Citizens, residents, and visiting workers in India are required to submit all ten of their fingerprints and an iris scan to participate in the country’s controversial unique identifying number program. The man behind that program, Nandan Nilekani, for some reason tweeted a photo of his ID card with the numbers blacked out, but he didn’t redact the QR code.
Nilekani spearheaded the program known as Aadhaar when he served as the head of the Unique Identification Authority of India (UIDAI) from 2009 to 2014. As of April of last year, 1.14 billion people, or around 87 per cent of India’s population, had been issued a number. In addition to biometric data, India’s unprecedented database contains demographic information, home addresses, and much more. In 2016, World Bank Chief Economist Paul Romer called Aadhaar “the most sophisticated ID programme in the world.” Having an Aadhaar number is required to participate in any of India’s numerous social safety net programs, as well as to receive employee compensation, file your taxes, set up a bank account, get insurance, purchase a home – the list goes on and on. You have to have an Aadhaar number.

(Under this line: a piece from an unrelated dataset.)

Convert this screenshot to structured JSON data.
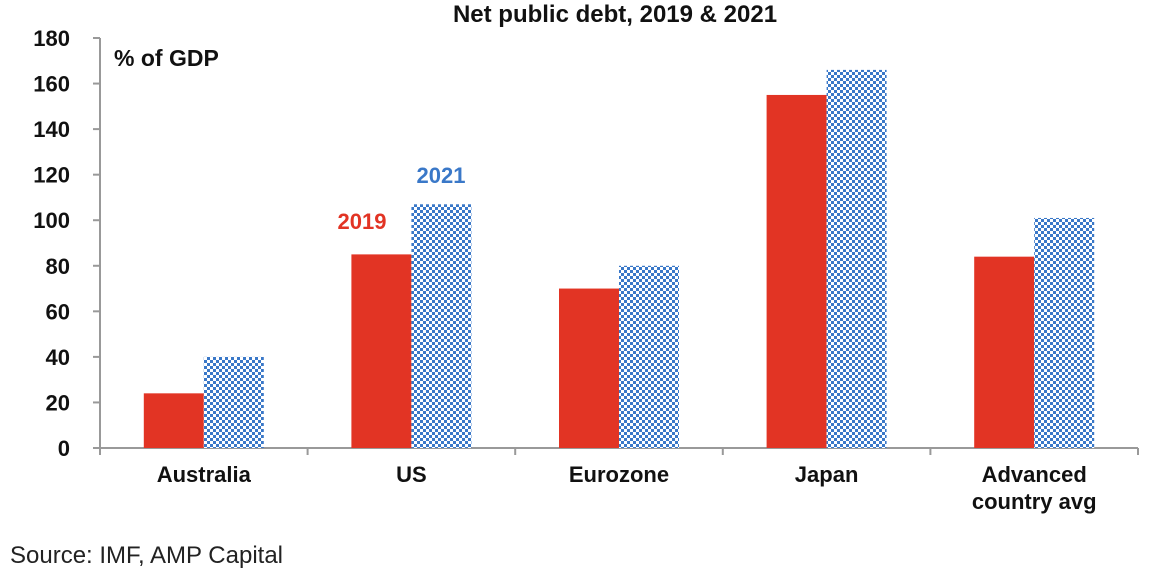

Nandan Nilekani has defended the program against security experts and privacy advocates from the beginning of its rollout, and in what must have been a moment of hubris, he tweeted a photo of his own Aadhaar ID on April 12, 2014, with the first eight digits of the 12-digit identification number obscured. But he bafflingly elected not to obscure the QR code on the right-hand side of the card. Scanning that code gives anyone access to his number and demographic information. And despite being told by others to delete the tweet, Nilekani reportedly waited until September of 2016 to remove it. Buzzfeed News reports:
And as with just about anything that’s publicly tweeted, Nilekani’s private information remains online. Members of an internet forum popular with computer programmers scanned his QR code and posted his demographic details and Aadhaar number, and this data eventually ended up on at least half a dozen other webpages that BuzzFeed News reviewed. Images of Nilekani’s tweet with his Aadhaar card exist on at least one popular website…
“I guess Nandan didn’t realise what he had done at first,” said Prasanto K Roy, a former technology journalist who was one of the people who alerted Nilekani. “And I don’t think he paid much attention to it even when it was flagged, probably thinking that it wasn’t a big deal since, as a well-known person and the head of the Aadhaar program, most of his demographic details were publicly available anyway. I think he must have realised the seriousness of it later – that his tweet might suggest to others that it was OK to post a picture of your Aadhaar card simply by redacting the Aadhaar number itself.”
September of 2016 is actually when it became illegal to publish Aadhaar numbers in public. So, it’s more likely that Nilekani was just complying with the new law.
It would be difficult, though not impossible, to impersonate someone with their Aadhaar number. There are three verification options to match with the number: a fingerprint or iris, a code sent to a linked cell phone, or a linked piece of demographic information such as a birthday. And of course, hackers can do a lot with just a few bits of info about a person. Nilekani may feel that he’s invulnerable to someone using his data to commit fraud, but less powerful residents have more to worry about.
Despite authorities continued insistence that people have nothing to worry about, recently we’ve seen reported breaches that exposed 130 million people. In one instance, access to India’s full database was sold for just $US8 ($10). In November, more than 200 government websites accidentally exposed the personal information of an undisclosed number of Aadhaar users.
Even beyond the security risks, the system seems to be a bureaucratic disaster. The EFF has detailed the absurd and confusing legal limbo that has plagued the program. In August, India’s Supreme Court issued a long-delayed ruling that confirmed citizens’ right to privacy and appeared to strike down the government’s ability to make Aadhaar compulsory. But observers fear that the system is already too ingrained in society for that ruling to have much of an effect on business owners and other institutions still demanding the identification. All the while, implementation of the program is filled with screw-ups like the case of 65-year-old Sajidha Begum, a woman with leprosy who was denied her pension because she didn’t have an Aadhaar number due to her lack of fingers.
Though he’s no longer part of the UIDAI, Nilekani continues to defend the program he started. On Wednesday, he told reporters in India that there was “an orchestrated campaign to” malign Aadhaar in public. For critics, the system’s vulnerabilities speak for themselves.